1849 wurde er im Zusammenhang mit dem Fall Petraschewski mit Nikolai Jakowlewitsch Danilewski verwechselt und verhaftet und musste mehrere Monate im Gefängnis der Peter-und-Paul-Festung verbringen, wurde jedoch 1850 freigelassen und erhielt seinen Abschluss, genannt Kandidatur. Von 1850 bis 1857 diente er im Unterrichtsministerium. Die Regierung, namentlich Großfürst Konstantin Nikolajewitsch, schickte in dieser Zeit die Beamten auf ethnographische Forschungsreisen in entlegene Gebiete, so auch G. P. Danilewski, der die Krim, die Mündung des Don und das Asowsche Meer[5] sowie die Archive der Klöster in den Gouvernements Charkow, Poltawa und Kursk erforschte.[1]
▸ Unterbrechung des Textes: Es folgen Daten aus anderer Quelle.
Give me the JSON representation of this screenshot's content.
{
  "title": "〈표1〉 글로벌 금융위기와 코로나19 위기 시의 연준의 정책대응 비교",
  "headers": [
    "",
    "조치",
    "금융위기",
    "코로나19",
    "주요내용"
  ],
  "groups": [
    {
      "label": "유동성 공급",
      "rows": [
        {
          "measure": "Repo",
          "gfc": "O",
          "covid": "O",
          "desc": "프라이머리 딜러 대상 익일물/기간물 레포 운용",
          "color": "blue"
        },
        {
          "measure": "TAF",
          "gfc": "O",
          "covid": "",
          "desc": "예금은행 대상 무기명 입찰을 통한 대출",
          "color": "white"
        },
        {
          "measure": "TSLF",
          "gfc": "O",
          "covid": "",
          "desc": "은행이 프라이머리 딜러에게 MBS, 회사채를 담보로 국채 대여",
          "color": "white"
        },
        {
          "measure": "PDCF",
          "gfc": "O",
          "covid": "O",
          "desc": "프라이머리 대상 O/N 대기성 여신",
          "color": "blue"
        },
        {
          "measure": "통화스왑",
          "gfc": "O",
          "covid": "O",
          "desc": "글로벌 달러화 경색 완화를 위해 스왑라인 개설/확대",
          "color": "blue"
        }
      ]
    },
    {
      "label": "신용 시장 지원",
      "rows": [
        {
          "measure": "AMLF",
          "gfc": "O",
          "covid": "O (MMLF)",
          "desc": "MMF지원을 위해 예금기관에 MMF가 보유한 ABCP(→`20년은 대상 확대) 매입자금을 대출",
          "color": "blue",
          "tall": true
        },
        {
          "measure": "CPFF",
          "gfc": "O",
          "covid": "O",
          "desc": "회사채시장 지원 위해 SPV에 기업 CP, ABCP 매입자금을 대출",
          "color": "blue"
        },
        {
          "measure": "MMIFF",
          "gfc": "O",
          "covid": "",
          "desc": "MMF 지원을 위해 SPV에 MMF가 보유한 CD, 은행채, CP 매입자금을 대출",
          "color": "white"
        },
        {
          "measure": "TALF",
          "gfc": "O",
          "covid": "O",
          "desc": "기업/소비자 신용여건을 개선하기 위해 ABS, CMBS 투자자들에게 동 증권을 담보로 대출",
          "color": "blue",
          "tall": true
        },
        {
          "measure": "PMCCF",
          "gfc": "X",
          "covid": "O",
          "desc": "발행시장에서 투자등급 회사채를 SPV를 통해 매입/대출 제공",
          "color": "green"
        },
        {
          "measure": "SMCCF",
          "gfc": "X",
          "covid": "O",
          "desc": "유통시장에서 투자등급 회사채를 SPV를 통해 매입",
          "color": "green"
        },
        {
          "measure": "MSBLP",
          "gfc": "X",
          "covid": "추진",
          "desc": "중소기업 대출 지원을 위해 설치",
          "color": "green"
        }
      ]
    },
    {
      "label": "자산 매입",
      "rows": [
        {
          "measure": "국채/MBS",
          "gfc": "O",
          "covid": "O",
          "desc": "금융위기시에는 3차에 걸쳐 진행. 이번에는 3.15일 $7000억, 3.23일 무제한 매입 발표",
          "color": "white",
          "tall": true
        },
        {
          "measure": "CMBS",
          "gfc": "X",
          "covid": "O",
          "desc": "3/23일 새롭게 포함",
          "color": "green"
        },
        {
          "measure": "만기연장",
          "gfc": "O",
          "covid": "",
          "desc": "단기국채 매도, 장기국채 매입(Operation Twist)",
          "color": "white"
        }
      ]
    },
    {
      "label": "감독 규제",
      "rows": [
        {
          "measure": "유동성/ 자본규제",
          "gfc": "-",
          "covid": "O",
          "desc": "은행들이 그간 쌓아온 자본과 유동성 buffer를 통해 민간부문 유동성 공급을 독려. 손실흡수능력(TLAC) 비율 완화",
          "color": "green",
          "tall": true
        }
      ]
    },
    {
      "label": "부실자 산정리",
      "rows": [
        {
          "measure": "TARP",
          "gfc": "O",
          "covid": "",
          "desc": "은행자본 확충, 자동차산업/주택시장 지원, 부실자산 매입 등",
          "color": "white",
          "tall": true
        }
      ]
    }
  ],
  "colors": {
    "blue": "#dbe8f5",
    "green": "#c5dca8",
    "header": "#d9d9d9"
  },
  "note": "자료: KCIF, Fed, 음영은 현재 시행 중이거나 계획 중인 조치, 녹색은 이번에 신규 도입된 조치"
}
1857 nahm G. P. Danilewski seinen Abschied im Ministerium, heiratete[4] und lebte im Gouvernement Charkow, wo er in verschiedenen Ämtern für Volksschulen und philanthropische Einrichtungen tätig war. 1869 trat er in die Redaktion des neugegründeten „Pravitelstvennyj vjestnik“ (Regierungsbote) in Petersburg ein und war von 1881 bis zu seinem Tod Chefredakteur desselben.[1] Er wurde im Dorf Prischib im heutigen Oblast Charkiw der Ukraine begraben.

Literarische Tätigkeit[Bearbeiten | Quelltext bearbeiten]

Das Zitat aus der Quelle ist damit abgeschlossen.